EL APUNTE
Carvajal, el bárbaro
La intensidad ahora es desmesura, la anticipación, precipitación, y sus últimos coletazos de vigor han cruzado ya la fina línea que separa la agresividad de la agresión

Daniel Carvajal, en acción en el partido ante el Atlético de Madrid. / AFP7 vía Europa Press

De ideología, no sé si bárbara, pero sí, a veces, inquietante, Dani Carvajal llegó a ser un defensa bárbaro. Ese lateral parecía tener un pacto con la electricidad. Llegaba antes que el balón, antes que el rival y, si hacía falta, antes que la jugada misma. Tenía chispa, lectura, precisión y un punto de mala leche competitiva. Era fiable, incisivo y hasta moderno en su manera de entender el trabajo de un lateral carrilero. Hoy, en cambio, sigue llegando. Sí. Pero tarde, mal y atropellando. Y lo que en su día fue virtud, se ha ido convirtiendo, poco a poco, en un recuerdo lejano de sí mismo. La intensidad ahora es desmesura, la anticipación, precipitación, y sus últimos coletazos de vigor han cruzado ya la fina línea que separa la agresividad de la agresión.

Marcos Llorente recibe una entrada de Daniel Carvajal, el dominfo. / AFP7 vía Europa Press
El problema no es solo físico, que lo es, es también mental. Su cabeza sigue convencida de que puede hacer lo de antes, que sus piernas responden igual, pero el cuerpo le responde que no, con crudeza y crueldad. Y en ese desfase: entradas a destiempo, duelos mal medidos y decisiones que llegan sistemáticamente fuera de tiempo, cada intervención tiene hoy un punto de suspense.
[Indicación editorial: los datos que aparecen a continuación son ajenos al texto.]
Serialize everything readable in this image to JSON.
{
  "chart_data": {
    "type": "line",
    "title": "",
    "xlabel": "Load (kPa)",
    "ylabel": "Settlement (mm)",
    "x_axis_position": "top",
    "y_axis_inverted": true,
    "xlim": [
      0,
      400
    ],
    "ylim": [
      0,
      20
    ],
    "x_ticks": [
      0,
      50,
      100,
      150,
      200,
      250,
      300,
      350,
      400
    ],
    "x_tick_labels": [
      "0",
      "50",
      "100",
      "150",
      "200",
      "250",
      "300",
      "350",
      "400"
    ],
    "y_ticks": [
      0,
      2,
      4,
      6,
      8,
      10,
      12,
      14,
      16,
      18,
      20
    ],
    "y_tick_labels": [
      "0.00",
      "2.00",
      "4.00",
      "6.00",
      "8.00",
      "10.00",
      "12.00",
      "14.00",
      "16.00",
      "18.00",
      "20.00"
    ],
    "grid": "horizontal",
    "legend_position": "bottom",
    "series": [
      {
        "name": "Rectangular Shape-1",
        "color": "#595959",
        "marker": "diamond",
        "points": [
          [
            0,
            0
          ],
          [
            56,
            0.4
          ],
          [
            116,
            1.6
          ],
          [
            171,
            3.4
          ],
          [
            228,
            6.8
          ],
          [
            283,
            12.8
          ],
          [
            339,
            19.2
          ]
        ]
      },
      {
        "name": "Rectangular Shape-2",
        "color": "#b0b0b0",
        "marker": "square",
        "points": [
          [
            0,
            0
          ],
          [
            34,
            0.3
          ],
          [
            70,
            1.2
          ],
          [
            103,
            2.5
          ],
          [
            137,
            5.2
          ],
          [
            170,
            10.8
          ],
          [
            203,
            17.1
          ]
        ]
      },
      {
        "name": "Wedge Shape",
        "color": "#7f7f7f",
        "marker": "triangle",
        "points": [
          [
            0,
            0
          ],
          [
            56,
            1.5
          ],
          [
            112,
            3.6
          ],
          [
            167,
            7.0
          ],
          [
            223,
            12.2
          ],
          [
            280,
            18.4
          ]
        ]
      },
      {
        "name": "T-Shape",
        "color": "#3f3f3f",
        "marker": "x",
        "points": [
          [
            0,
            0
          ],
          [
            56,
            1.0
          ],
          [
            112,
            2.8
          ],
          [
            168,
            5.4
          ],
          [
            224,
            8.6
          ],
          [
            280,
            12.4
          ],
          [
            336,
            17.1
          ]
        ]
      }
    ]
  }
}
No del bueno, no del defensa que domina la escena, sino del que parece jugar al límite del reglamento.
Y ese límite suele acabar demasiado cerca del rival. Demasiado cerca del daño. Demasiado cerca de la lesión irreversible. Pero, ahí sigue. Y sus rivales (Llorente, Giuliano…) demasiado cerca del terror y de la presencia de una camilla. Porque si algo siempre acompañó a este jugador es una inaudita bula arbitral: lo que en otros es amarilla inmediata, en él es aviso. Lo que en otros es expulsión, en él es ceguera y “jueguen, jueguen”. Y claro, de seguir así, a esperar la tragedia.
La pregunta ya no es lo que fue, sino qué hacemos ahora con lo que es. ¿Llevarlo al Mundial, dicen en Madrid? Allí, sí que expulsan, señores, así que, si quieren poner en peligro el trabajo, el talento y el desparpajo de una generación de jóvenes magos, adelante… los rivales, seguro, aplaudirán con las orejas.